Woefully wrong we were. We ended up riding for quite some time, through gently sprinkling rain, taking turn after wrong turn. In the end, we must have circumnavigated Rose’s apartment some three or four times. Apart from the fact that we were making Rose wait, the ride was quite enjoyable. Hong Kong is a very interesting city to wheel through. It is one of the least cycle friendly cities that we had encountered so far on the trip. There were no bike lanes or shoulders to be found anywhere. The traffic speed was high, and city streets organically turned into highways and back into city streets with such frequency that it was generally impossible to avoid riding from time to time on highways. The system of one-way roads, and the sidewalks that were positively clogged with umbrella wielding pedestrians forced us time and again to be siphoned off our route in one direction or another.

Eventually, however, we found our way to Rose’s door. To be honest, we actually rode past it, and pulled an Uber-Lichtenstein when we heard Rose calling out to us. As we pulled up, we discovered the situation to be even more embarrassing than we had feared. It was not only Rose that we had kept waiting, but her whole family. Rose, a strong confident, Hong Kong-ese woman strode forward and stuck out her hand, introducing us to her family.

We folded up the Speed TRs, and managed to squeeze all five of us into the lift. It was a tight squeeze, and we were all too aware of our drowned rat-esque scent. After we had risen to the 11th floor, we climbed off the elevator, removed our shoes and entered the apartment.

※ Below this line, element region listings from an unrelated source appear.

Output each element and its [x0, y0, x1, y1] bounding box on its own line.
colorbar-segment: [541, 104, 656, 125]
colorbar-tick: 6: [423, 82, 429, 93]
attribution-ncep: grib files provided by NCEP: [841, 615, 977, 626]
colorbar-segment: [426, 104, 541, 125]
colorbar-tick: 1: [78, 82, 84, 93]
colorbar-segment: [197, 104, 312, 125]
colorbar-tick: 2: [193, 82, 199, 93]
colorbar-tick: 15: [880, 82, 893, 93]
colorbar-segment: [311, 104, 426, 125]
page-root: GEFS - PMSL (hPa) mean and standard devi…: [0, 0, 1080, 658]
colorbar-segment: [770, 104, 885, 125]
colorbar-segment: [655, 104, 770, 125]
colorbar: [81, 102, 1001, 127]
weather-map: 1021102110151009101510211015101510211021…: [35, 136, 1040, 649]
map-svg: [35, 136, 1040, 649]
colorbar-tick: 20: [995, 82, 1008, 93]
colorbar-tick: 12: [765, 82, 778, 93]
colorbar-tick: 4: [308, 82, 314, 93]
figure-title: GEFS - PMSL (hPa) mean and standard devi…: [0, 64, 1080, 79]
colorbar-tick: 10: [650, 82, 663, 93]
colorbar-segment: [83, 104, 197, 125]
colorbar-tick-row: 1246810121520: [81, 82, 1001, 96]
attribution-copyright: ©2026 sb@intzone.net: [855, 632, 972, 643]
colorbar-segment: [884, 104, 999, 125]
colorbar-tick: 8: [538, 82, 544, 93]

It was like heaven. Cooled by multiple air conditioners, clean as a whistle, and sporting a truly fantastic view of the harbor and the city. We placed our cycles outside on the sizable balcony, and Rose explained to us how to connect to the lightning fast Internet. It was splendid, like a breath of fresh air. We were getting Megabytes per second down, and hundreds of kilobytes per second up. Amazing.

We hung around chatting about cycling and Hong Kong for a while, before Rose left us to our own devices.

Hong Kong. The perennial half way point of AsiaWheeling. We’d made it. It was time to take a deep breath before plunging into the middle east.


Comments

  1. Mark/Dad | September 9th, 2010 | 10:00 am

    The gum on the lamp post made me think of the gum wall of Seattle:
    http://en.wikipedia.org/wiki/Gum_Wall

    How did you have the good fortune to connect with Rose?

  2. Woody | September 9th, 2010 | 12:48 pm

    @ Mark/Dad

    My Mom found the fellow through the interwebs…

    The gum wall of Seattle is amazing.